Shoutin' Into the Fog: Growing up on Maine's Ragged Edge is a gritty Depression-era memoir of life in Midcoast Maine. Author Thomas Hanna grew up in the village of Five Islands on Georgetown Island, in a small, crowded bungalow pieced together on the edge of a swamp with secondhand wood and cardboard. He was the eldest son and the second of eight children born to his young mother and his father, a World War I veteran big on dreams, but low on luck.
During Hanna's early years, there were some bright moments despite the privation, but as the years wore on, times were often unbearable. He wrote of eating only rice and raisins for days on end, the embarrassment of "being on the town," his growing resentment toward a father he desperately wanted to be close to, and, ultimately, his bitterness at becoming the man of the family at the tender age of 14. But, it is also a tale of growing up, of collecting Hoodsie cup lids, moonlit toboggan rides, and life in a small village. It was only after serving in the U.S. Navy during the end of World War II, far from the poverty and despair of his childhood, that Hanna found personal salvation.

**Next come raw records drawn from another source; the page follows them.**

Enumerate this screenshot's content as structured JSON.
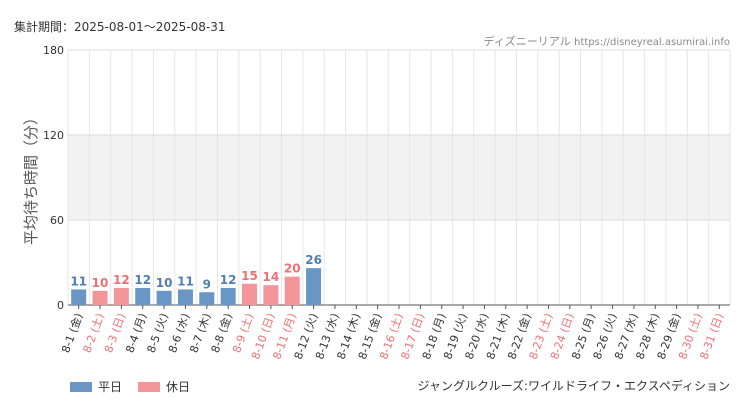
{
  "header": {
    "period": "集計期間：2025-08-01〜2025-08-31",
    "source_name": "ディズニーリアル",
    "source_url": "https://disneyreal.asumirai.info"
  },
  "attraction": "ジャングルクルーズ:ワイルドライフ・エクスペディション",
  "legend": [
    {
      "label": "平日",
      "color": "#6a96c5"
    },
    {
      "label": "休日",
      "color": "#f4959a"
    }
  ],
  "chart_data": {
    "type": "bar",
    "ylabel": "平均待ち時間（分）",
    "ylim": [
      0,
      180
    ],
    "yticks": [
      0,
      60,
      120,
      180
    ],
    "grid": true,
    "legend_position": "bottom-left",
    "shaded_band": [
      60,
      120
    ],
    "colors": {
      "weekday": "#6a96c5",
      "holiday": "#f4959a",
      "weekday_label": "#4f7fb3",
      "holiday_label": "#ee6f74"
    },
    "categories": [
      "8-1 (金)",
      "8-2 (土)",
      "8-3 (日)",
      "8-4 (月)",
      "8-5 (火)",
      "8-6 (水)",
      "8-7 (木)",
      "8-8 (金)",
      "8-9 (土)",
      "8-10 (日)",
      "8-11 (月)",
      "8-12 (火)",
      "8-13 (水)",
      "8-14 (木)",
      "8-15 (金)",
      "8-16 (土)",
      "8-17 (日)",
      "8-18 (月)",
      "8-19 (火)",
      "8-20 (水)",
      "8-21 (木)",
      "8-22 (金)",
      "8-23 (土)",
      "8-24 (日)",
      "8-25 (月)",
      "8-26 (火)",
      "8-27 (水)",
      "8-28 (木)",
      "8-29 (金)",
      "8-30 (土)",
      "8-31 (日)"
    ],
    "holiday": [
      false,
      true,
      true,
      false,
      false,
      false,
      false,
      false,
      true,
      true,
      true,
      false,
      false,
      false,
      false,
      true,
      true,
      false,
      false,
      false,
      false,
      false,
      true,
      true,
      false,
      false,
      false,
      false,
      false,
      true,
      true
    ],
    "values": [
      11,
      10,
      12,
      12,
      10,
      11,
      9,
      12,
      15,
      14,
      20,
      26,
      null,
      null,
      null,
      null,
      null,
      null,
      null,
      null,
      null,
      null,
      null,
      null,
      null,
      null,
      null,
      null,
      null,
      null,
      null
    ]
  }
}
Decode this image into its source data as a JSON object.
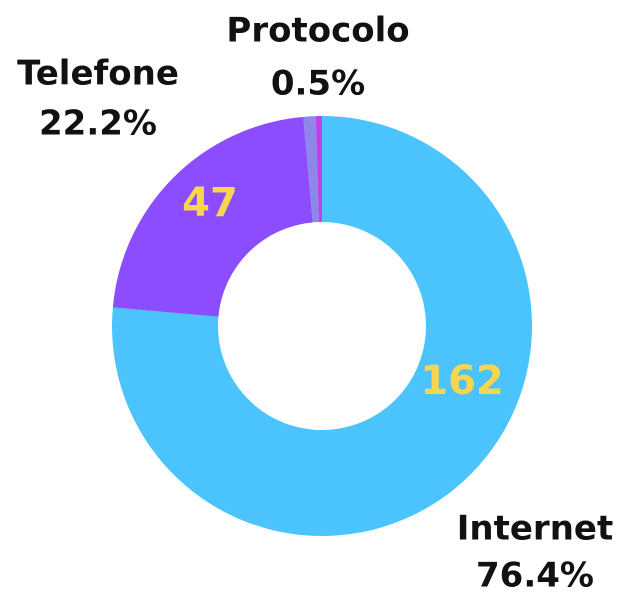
{
  "chart_data": {
    "type": "donut",
    "categories": [
      "Internet",
      "Telefone",
      null,
      "Protocolo"
    ],
    "values": [
      162,
      47,
      2,
      1
    ],
    "percent_labels": [
      "76.4%",
      "22.2%",
      null,
      "0.5%"
    ],
    "colors": [
      "#4bc4fd",
      "#8c4dff",
      "#8f86ea",
      "#c03fe6"
    ],
    "value_label_color": "#f7d54c"
  }
}
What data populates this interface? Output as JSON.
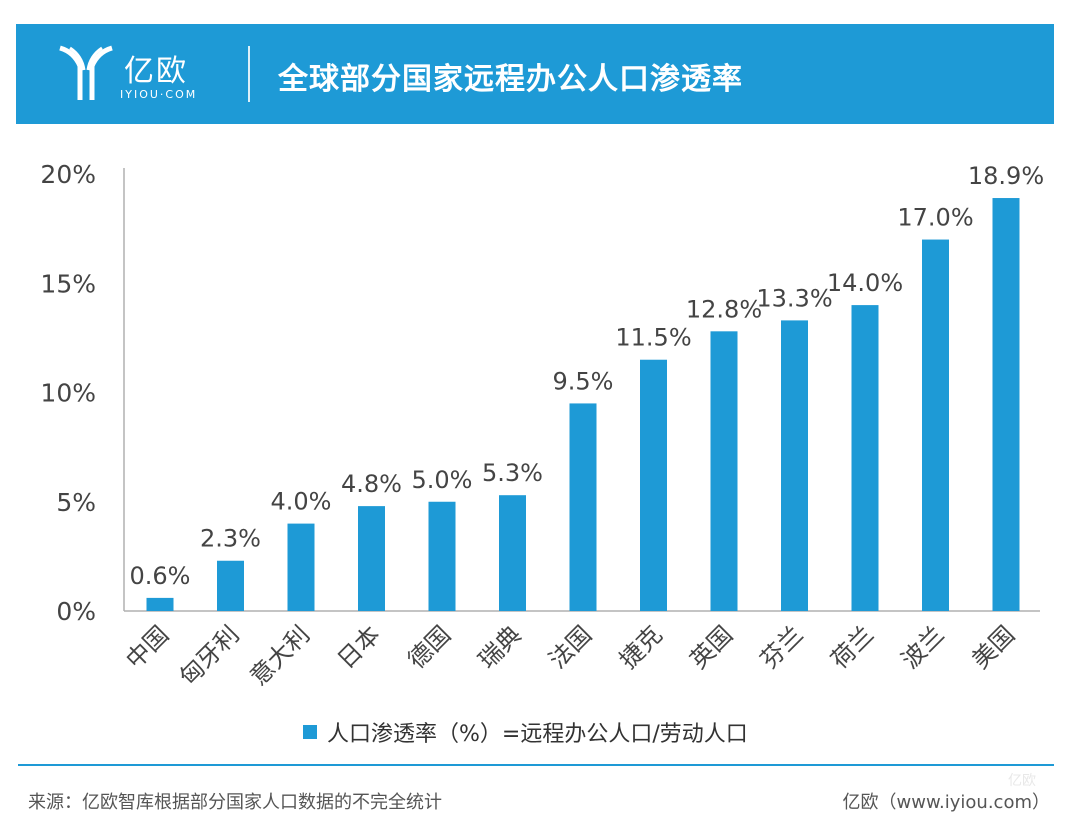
{
  "header": {
    "logo_text": "亿欧",
    "logo_sub": "IYIOU·COM",
    "title": "全球部分国家远程办公人口渗透率"
  },
  "colors": {
    "accent": "#1e9ad6",
    "bar": "#1e9ad6",
    "axis": "#b0b0b0",
    "text": "#444444"
  },
  "chart_data": {
    "type": "bar",
    "title": "全球部分国家远程办公人口渗透率",
    "categories": [
      "中国",
      "匈牙利",
      "意大利",
      "日本",
      "德国",
      "瑞典",
      "法国",
      "捷克",
      "英国",
      "芬兰",
      "荷兰",
      "波兰",
      "美国"
    ],
    "values": [
      0.6,
      2.3,
      4.0,
      4.8,
      5.0,
      5.3,
      9.5,
      11.5,
      12.8,
      13.3,
      14.0,
      17.0,
      18.9
    ],
    "value_labels": [
      "0.6%",
      "2.3%",
      "4.0%",
      "4.8%",
      "5.0%",
      "5.3%",
      "9.5%",
      "11.5%",
      "12.8%",
      "13.3%",
      "14.0%",
      "17.0%",
      "18.9%"
    ],
    "ylim": [
      0,
      20
    ],
    "yticks": [
      0,
      5,
      10,
      15,
      20
    ],
    "ytick_labels": [
      "0%",
      "5%",
      "10%",
      "15%",
      "20%"
    ],
    "xlabel": "",
    "ylabel": "",
    "grid": false,
    "legend": "人口渗透率（%）=远程办公人口/劳动人口"
  },
  "footer": {
    "source": "来源：亿欧智库根据部分国家人口数据的不完全统计",
    "credit": "亿欧（www.iyiou.com）",
    "watermark": "亿欧"
  }
}
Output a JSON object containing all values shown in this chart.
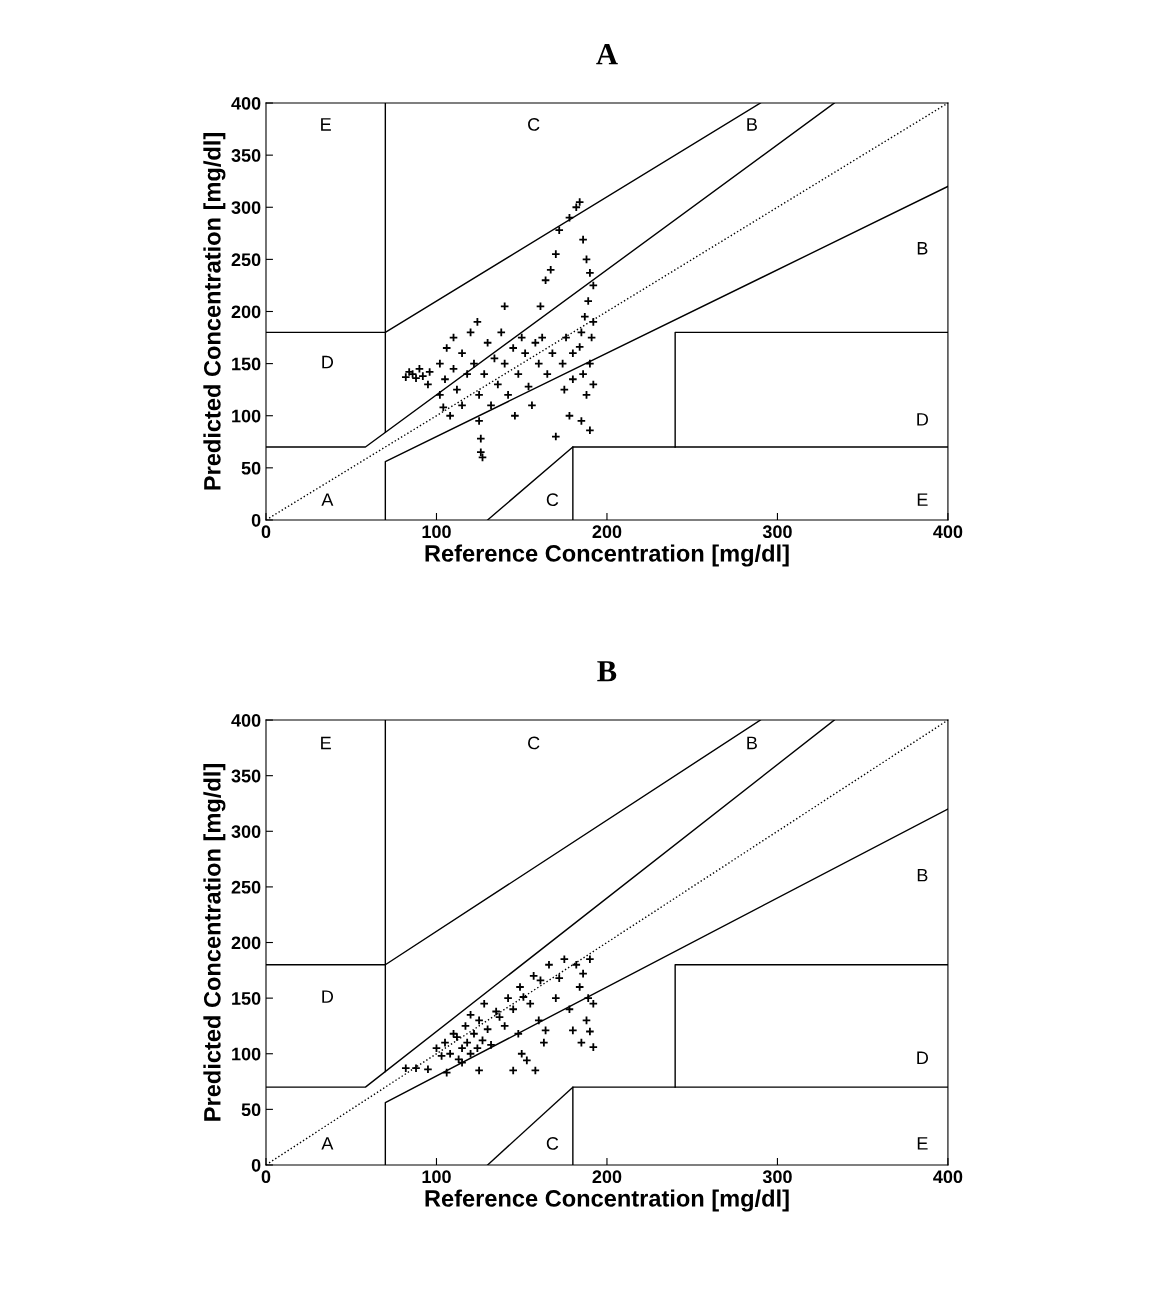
{
  "chart_data": [
    {
      "type": "scatter",
      "title": "A",
      "xlabel": "Reference Concentration [mg/dl]",
      "ylabel": "Predicted Concentration [mg/dl]",
      "xlim": [
        0,
        400
      ],
      "ylim": [
        0,
        400
      ],
      "xticks": [
        0,
        100,
        200,
        300,
        400
      ],
      "yticks": [
        0,
        50,
        100,
        150,
        200,
        250,
        300,
        350,
        400
      ],
      "series": [
        {
          "type": "line",
          "color": "#000000",
          "line_style": "dotted",
          "marker": "none",
          "x": [
            0,
            400
          ],
          "values": [
            0,
            400
          ]
        },
        {
          "type": "line",
          "color": "#000000",
          "line_style": "solid",
          "marker": "none",
          "x": [
            0,
            58.33,
            333.33
          ],
          "values": [
            70,
            70,
            400
          ]
        },
        {
          "type": "line",
          "color": "#000000",
          "line_style": "solid",
          "marker": "none",
          "x": [
            70,
            70
          ],
          "values": [
            84,
            400
          ]
        },
        {
          "type": "line",
          "color": "#000000",
          "line_style": "solid",
          "marker": "none",
          "x": [
            0,
            70,
            290
          ],
          "values": [
            180,
            180,
            400
          ]
        },
        {
          "type": "line",
          "color": "#000000",
          "line_style": "solid",
          "marker": "none",
          "x": [
            70,
            70,
            400
          ],
          "values": [
            0,
            56,
            320
          ]
        },
        {
          "type": "line",
          "color": "#000000",
          "line_style": "solid",
          "marker": "none",
          "x": [
            180,
            180,
            400
          ],
          "values": [
            0,
            70,
            70
          ]
        },
        {
          "type": "line",
          "color": "#000000",
          "line_style": "solid",
          "marker": "none",
          "x": [
            240,
            240,
            400
          ],
          "values": [
            70,
            180,
            180
          ]
        },
        {
          "type": "line",
          "color": "#000000",
          "line_style": "solid",
          "marker": "none",
          "x": [
            130,
            180
          ],
          "values": [
            0,
            70
          ]
        },
        {
          "color": "#000000",
          "marker": "cross",
          "x": [
            82,
            84,
            86,
            88,
            90,
            92,
            95,
            96,
            102,
            102,
            104,
            105,
            106,
            108,
            110,
            110,
            112,
            115,
            115,
            118,
            120,
            122,
            124,
            125,
            125,
            126,
            126,
            127,
            128,
            130,
            132,
            134,
            136,
            138,
            140,
            140,
            142,
            145,
            146,
            148,
            150,
            152,
            154,
            156,
            158,
            160,
            161,
            162,
            164,
            165,
            167,
            168,
            170,
            170,
            172,
            174,
            175,
            176,
            178,
            180,
            180,
            182,
            184,
            184,
            185,
            186,
            186,
            187,
            188,
            188,
            189,
            190,
            190,
            190,
            191,
            192,
            192,
            192,
            185,
            178
          ],
          "values": [
            137,
            142,
            140,
            136,
            145,
            138,
            130,
            142,
            120,
            150,
            108,
            135,
            165,
            100,
            145,
            175,
            125,
            160,
            110,
            140,
            180,
            150,
            190,
            120,
            95,
            78,
            65,
            60,
            140,
            170,
            110,
            155,
            130,
            180,
            205,
            150,
            120,
            165,
            100,
            140,
            175,
            160,
            128,
            110,
            170,
            150,
            205,
            175,
            230,
            140,
            240,
            160,
            80,
            255,
            278,
            150,
            125,
            175,
            290,
            160,
            135,
            300,
            305,
            166,
            180,
            269,
            140,
            195,
            250,
            120,
            210,
            237,
            150,
            86,
            175,
            190,
            225,
            130,
            95,
            100
          ]
        }
      ],
      "annotations": [
        "E",
        "C",
        "B",
        "B",
        "D",
        "D",
        "A",
        "C",
        "E"
      ]
    },
    {
      "type": "scatter",
      "title": "B",
      "xlabel": "Reference Concentration [mg/dl]",
      "ylabel": "Predicted Concentration [mg/dl]",
      "xlim": [
        0,
        400
      ],
      "ylim": [
        0,
        400
      ],
      "xticks": [
        0,
        100,
        200,
        300,
        400
      ],
      "yticks": [
        0,
        50,
        100,
        150,
        200,
        250,
        300,
        350,
        400
      ],
      "series": [
        {
          "type": "line",
          "color": "#000000",
          "line_style": "dotted",
          "marker": "none",
          "x": [
            0,
            400
          ],
          "values": [
            0,
            400
          ]
        },
        {
          "type": "line",
          "color": "#000000",
          "line_style": "solid",
          "marker": "none",
          "x": [
            0,
            58.33,
            333.33
          ],
          "values": [
            70,
            70,
            400
          ]
        },
        {
          "type": "line",
          "color": "#000000",
          "line_style": "solid",
          "marker": "none",
          "x": [
            70,
            70
          ],
          "values": [
            84,
            400
          ]
        },
        {
          "type": "line",
          "color": "#000000",
          "line_style": "solid",
          "marker": "none",
          "x": [
            0,
            70,
            290
          ],
          "values": [
            180,
            180,
            400
          ]
        },
        {
          "type": "line",
          "color": "#000000",
          "line_style": "solid",
          "marker": "none",
          "x": [
            70,
            70,
            400
          ],
          "values": [
            0,
            56,
            320
          ]
        },
        {
          "type": "line",
          "color": "#000000",
          "line_style": "solid",
          "marker": "none",
          "x": [
            180,
            180,
            400
          ],
          "values": [
            0,
            70,
            70
          ]
        },
        {
          "type": "line",
          "color": "#000000",
          "line_style": "solid",
          "marker": "none",
          "x": [
            240,
            240,
            400
          ],
          "values": [
            70,
            180,
            180
          ]
        },
        {
          "type": "line",
          "color": "#000000",
          "line_style": "solid",
          "marker": "none",
          "x": [
            130,
            180
          ],
          "values": [
            0,
            70
          ]
        },
        {
          "color": "#000000",
          "marker": "cross",
          "x": [
            82,
            88,
            95,
            100,
            103,
            105,
            106,
            108,
            110,
            112,
            113,
            115,
            115,
            117,
            118,
            120,
            120,
            122,
            124,
            125,
            125,
            127,
            128,
            130,
            132,
            135,
            137,
            140,
            142,
            145,
            145,
            148,
            149,
            150,
            151,
            153,
            155,
            157,
            160,
            161,
            158,
            163,
            164,
            166,
            170,
            172,
            175,
            178,
            180,
            182,
            184,
            186,
            188,
            190,
            192,
            192,
            190,
            189,
            185
          ],
          "values": [
            87,
            87,
            86,
            105,
            98,
            110,
            83,
            100,
            118,
            115,
            95,
            105,
            92,
            125,
            110,
            100,
            135,
            118,
            105,
            130,
            85,
            112,
            145,
            122,
            108,
            138,
            133,
            125,
            150,
            85,
            140,
            118,
            160,
            100,
            151,
            94,
            145,
            170,
            130,
            166,
            85,
            110,
            121,
            180,
            150,
            168,
            185,
            140,
            121,
            180,
            160,
            172,
            130,
            185,
            145,
            106,
            120,
            150,
            110
          ]
        }
      ],
      "annotations": [
        "E",
        "C",
        "B",
        "B",
        "D",
        "D",
        "A",
        "C",
        "E"
      ]
    }
  ]
}
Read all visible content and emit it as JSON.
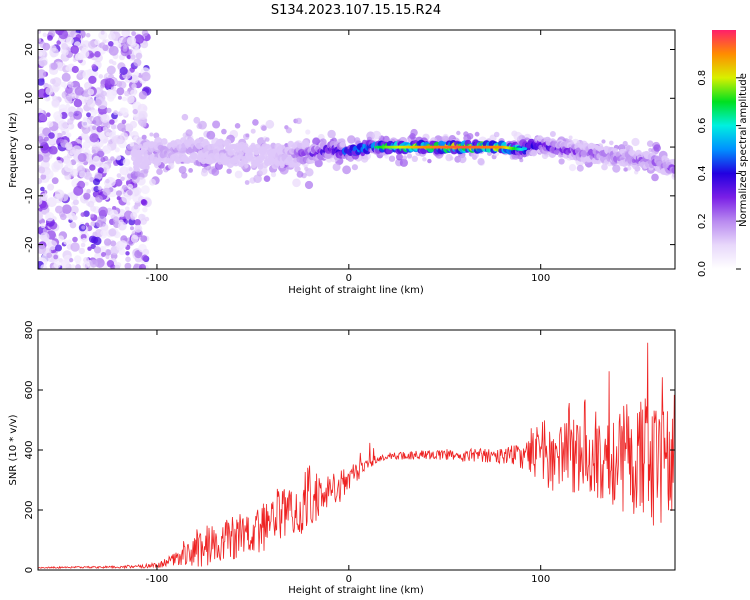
{
  "title": "S134.2023.107.15.15.R24",
  "colors": {
    "snr_line": "#ee2222",
    "axis": "#000000"
  },
  "chart_data": [
    {
      "type": "heatmap",
      "xlabel": "Height of straight line (km)",
      "ylabel": "Frequency (Hz)",
      "xlim": [
        -162,
        170
      ],
      "ylim": [
        -25,
        24
      ],
      "x_ticks": [
        -100,
        0,
        100
      ],
      "y_ticks": [
        -20,
        -10,
        0,
        10,
        20
      ],
      "colorbar": {
        "label": "Normalized spectral amplitude",
        "range": [
          0,
          1
        ],
        "ticks": [
          "0.0",
          "0.2",
          "0.4",
          "0.6",
          "0.8"
        ],
        "tick_values": [
          0,
          0.2,
          0.4,
          0.6,
          0.8
        ],
        "colormap": [
          "#ffffff",
          "#e8d8fb",
          "#b98af0",
          "#7a1fe6",
          "#2200e0",
          "#0090ff",
          "#00f0e0",
          "#00e020",
          "#d8f000",
          "#ff8c00",
          "#ff1f6a"
        ]
      },
      "ridge": {
        "x": [
          -110,
          -100,
          -80,
          -60,
          -40,
          -30,
          -20,
          -10,
          0,
          10,
          20,
          40,
          60,
          80,
          90,
          100,
          110,
          120,
          130,
          140,
          150,
          160,
          170
        ],
        "frequency": [
          -2,
          -1,
          -0.5,
          -1.5,
          -2,
          -1.5,
          -1.5,
          -0.5,
          -1,
          0,
          0,
          0,
          0,
          0,
          -0.5,
          0.5,
          -0.5,
          -1,
          -1.5,
          -2,
          -2.5,
          -3,
          -4.5
        ],
        "amplitude": [
          0.1,
          0.2,
          0.18,
          0.15,
          0.12,
          0.22,
          0.3,
          0.4,
          0.45,
          0.6,
          0.75,
          0.9,
          0.95,
          0.9,
          0.6,
          0.35,
          0.3,
          0.3,
          0.25,
          0.25,
          0.25,
          0.25,
          0.25
        ]
      },
      "grid": false
    },
    {
      "type": "line",
      "xlabel": "Height of straight line (km)",
      "ylabel": "SNR (10 * v/v)",
      "xlim": [
        -162,
        170
      ],
      "ylim": [
        0,
        800
      ],
      "x_ticks": [
        -100,
        0,
        100
      ],
      "y_ticks": [
        0,
        200,
        400,
        600,
        800
      ],
      "series": [
        {
          "x": [
            -162,
            -140,
            -120,
            -110,
            -100,
            -95,
            -90,
            -85,
            -80,
            -75,
            -70,
            -65,
            -60,
            -55,
            -50,
            -45,
            -40,
            -35,
            -30,
            -25,
            -20,
            -15,
            -10,
            -5,
            0,
            5,
            10,
            15,
            20,
            25,
            30,
            40,
            50,
            60,
            70,
            80,
            90,
            100,
            110,
            120,
            130,
            140,
            150,
            160,
            170
          ],
          "envelope": [
            8,
            10,
            12,
            18,
            22,
            40,
            70,
            110,
            150,
            200,
            160,
            190,
            220,
            180,
            200,
            230,
            260,
            280,
            250,
            330,
            380,
            310,
            330,
            310,
            330,
            390,
            430,
            410,
            370,
            380,
            380,
            390,
            400,
            380,
            390,
            380,
            400,
            550,
            560,
            560,
            650,
            720,
            750,
            780,
            620
          ],
          "mean": [
            8,
            9,
            10,
            12,
            16,
            25,
            40,
            55,
            65,
            75,
            90,
            100,
            110,
            120,
            125,
            140,
            155,
            170,
            190,
            210,
            240,
            250,
            270,
            280,
            300,
            330,
            355,
            370,
            380,
            380,
            380,
            385,
            385,
            380,
            385,
            380,
            380,
            385,
            385,
            380,
            385,
            380,
            370,
            360,
            360
          ],
          "spread": [
            2,
            3,
            4,
            6,
            8,
            15,
            30,
            45,
            60,
            70,
            60,
            70,
            80,
            70,
            75,
            80,
            90,
            95,
            80,
            100,
            120,
            80,
            60,
            60,
            40,
            30,
            20,
            15,
            12,
            12,
            14,
            16,
            18,
            20,
            25,
            30,
            40,
            110,
            130,
            130,
            150,
            180,
            200,
            220,
            180
          ]
        }
      ],
      "grid": false
    }
  ]
}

Drawing on insight gleaned from his 80 years, Hanna's Shoutin' into the Fog is a book written with sensitivity, humor, and subtle emotion about a hardscrabble way of life, old-time Maine, and the meaning of both family and forgiveness. His personal tale casts an honest light not only on his own family, but helps illuminate a way of life common to the coast in the 1920s and 1930s that is slowly fading from memory.
Shoutin' into the Fog
Written by Thomas Hanna
Binding: Softcover
Pages: 306
Genre: Memoir | Nonfiction
Ages: All
ISBN: 978-0-976323-18-1
Publication Date: 2006
Dimensions: 5.5 x 8.5 x 0.75
Shipping Weight: 0.82 lbs.
Thomas L. Hanna (1926-2008) was a longtime resident of Bath, Maine. Raised in the midcoast village of Five Islands on Georgetown Island, he left Maine at seventeen to join the U.S. Navy during World War II, and eventually made the navy his career. He retired as a Senior Chief Operations Specialist after twenty years in service, and began a second career as a value engineer at Bath Iron Works. He retired from BIW in 1988 after twenty-two years. Then, using the writing skills he had honed during his career, he began writing for publication. His articles appeared in Down East, Reminisce, and Good Old Days.